Шал уже вышел на улицу, когда услышал далекие хлопки. По частоте и направлению, откуда они доносились, похоже на выстрелы. Не раздумывая, рванул обратно к машине, где оставалась Фань. Лемке ждать не стал, тот явно сейчас не бегун.
Бежал быстро, но так же быстро выдохся – дыхалка спортивным рекордам не способствовала. Уже издалека заметил открытую дверь кабины с пассажирской стороны. Кое-как добежав до машины, с трудом переводя дух, заглянул внутрь, испачкав руку в чьей-то крови. Девушки там не было…
* * *
Привал устроили в мертвом поселке, коих в области хватало. В дома соваться не стали. Где все жители? Погибли от голода, болезней, руки плохого человека, или все же ушли в города, в которых еще оставались осколки цивилизации? Спросить некого. Просто расположились в огороде на краю поселка, под кронами двух диких яблонь, и разожгли костер. Приготовив ужин, ели молча, погруженные каждый в свои мысли, но потом, уже после чая, потянуло на разговоры. Бахыт вспомнил что-то смешное, хмыкнул и стал рассказывать.
– Привезли нас в Тараз, правда, он тогда еще Джамбул назывался, и деды на полном серьезе спрашивают: косить будете? – Бахыт подкинул веток в огонь и засмеялся. – А я-то молодой еще, понятия не имею, о чем это они говорят. Думаю, нифигассе! Это армия или совхоз? Спрашиваю, а че, у вас тут еще и косят? Да, говорят, косят. Я что-то так расстроился, я же служить шел. Спрашиваю, че, автомат даже не дадите? Сразу косу и косить? Посмотрели как на дебила, – он уже смеялся в голос, а Кайрат с Степанычем заулыбались, прекрасно поняв, о чем говорит товарищ.
– Дали косу? – Кайрат прикурил от ветки, достав ее из костра.
– Ага, дали! Звездюлин знатных. Я потом на два года о косе даже думать забыл.
– Вылечили заранее, – хмыкнул Степаныч.
– Точно! Животворящая сила солдатского кирзача излечивает от всех хворей на пару лет. Эх, молодость… – Бахыт вдруг загрустил, – как клево было тогда.
– А когда я служил, – затянулся самокруткой Кайрат, – у нас два парня были, из Кустаная. Один высокий, Олег звали, тот в первой шеренге стоял, а второй мелкий, Марат, в последних рядах где-то. И их путали. Думали, братья. Хотя Олег – русский, а Марат – татарин.
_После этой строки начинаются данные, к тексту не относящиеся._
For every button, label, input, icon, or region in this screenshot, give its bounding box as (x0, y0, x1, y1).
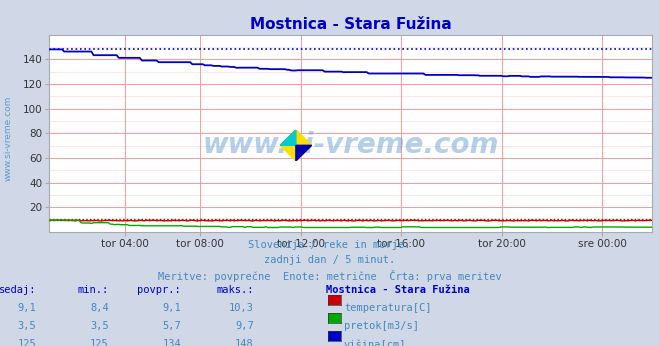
Text: 10,3: 10,3 (229, 303, 254, 313)
Text: povpr.:: povpr.: (138, 285, 181, 295)
Text: 8,4: 8,4 (90, 303, 109, 313)
Text: temperatura[C]: temperatura[C] (344, 303, 432, 313)
Text: 125: 125 (90, 339, 109, 346)
Title: Mostnica - Stara Fužina: Mostnica - Stara Fužina (250, 17, 452, 32)
Text: 9,7: 9,7 (235, 321, 254, 331)
Text: 148: 148 (235, 339, 254, 346)
Text: www.si-vreme.com: www.si-vreme.com (4, 96, 13, 181)
Text: sedaj:: sedaj: (0, 285, 36, 295)
Text: Mostnica - Stara Fužina: Mostnica - Stara Fužina (326, 285, 470, 295)
Text: 125: 125 (18, 339, 36, 346)
Text: Meritve: povprečne  Enote: metrične  Črta: prva meritev: Meritve: povprečne Enote: metrične Črta:… (158, 270, 501, 282)
Text: min.:: min.: (78, 285, 109, 295)
Text: 9,1: 9,1 (163, 303, 181, 313)
Polygon shape (280, 130, 296, 145)
Text: 3,5: 3,5 (90, 321, 109, 331)
Text: 134: 134 (163, 339, 181, 346)
Text: 5,7: 5,7 (163, 321, 181, 331)
Polygon shape (296, 145, 312, 161)
Polygon shape (280, 130, 312, 161)
Text: Slovenija / reke in morje.: Slovenija / reke in morje. (248, 240, 411, 251)
Text: 3,5: 3,5 (18, 321, 36, 331)
Text: zadnji dan / 5 minut.: zadnji dan / 5 minut. (264, 255, 395, 265)
Text: 9,1: 9,1 (18, 303, 36, 313)
Text: višina[cm]: višina[cm] (344, 339, 407, 346)
Text: maks.:: maks.: (216, 285, 254, 295)
Text: www.si-vreme.com: www.si-vreme.com (203, 131, 499, 159)
Text: pretok[m3/s]: pretok[m3/s] (344, 321, 419, 331)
У них одинаковое родимое пятно было на щеке. Только у одного на левой, а у другого на правой. И огребали от черпаков обычно друг за друга. Вот так напрягут Олега старослужащие из автороты родить сигарету с фильтром, он уйдет и потеряется. Народу-то в полку валом, попробуй запомни этих духов. А вот по этому пятну и запоминали. Потом, встретив Марата, предъявляли претензию за нерожденную сигарету ему, а он ни сном ни духом. Ах, ты в отказ идешь, готовь фанеру. Так они и попадали полгода, пока учебка не закончилась и их не раскидали по другим частям. Олега вроде в Луговой, где мы недавно проезжали. Меня в Алматы оставили. Но я часто их вспоминал, по сути приколисты были и особо не парились, что получают ни за что.
– Хорошо служить там же, где и живешь, наверное.
– Да неплохо. Увалы часто. Правда, пока на автобусе дотрясешься. Жаль, в наше время метро не построили, а только потом…
– Слушайте, почему все говорят, что Алматы разрушен? – вдруг спросил Бахыт. – Может, брешут?
Кайрат покачал головой, не сводя глаз с огня.
– Нет, не брешут. Я лично видел тогда взрыв. Большой такой гриб, сука…
– А я так и не успел в метро прокатиться. Ты был там?
– Ага. Красиво там. Было. Желтый жетон покупаешь и едешь через весь город. Станции светлые. «Байконур» понравился. Спускаешься и оказываешься как на космическом корабле. Поэтому так и назвали, в честь космодрома.
– Глубоко спускаться надо было?
– Да нет. Там глубина-то была где пять метров, где двадцать-тридцать. Самая глубокая «Абай». Метров семьдесят.
– Ого! А почему так много?
– Особенности горной местности. Поэтому и строили долго. Больше двадцати лет.
– Долго, – протянул Бахыт.
– Вы удивитесь, – хмыкнул Степаныч, – но строили его двадцать восемь лет.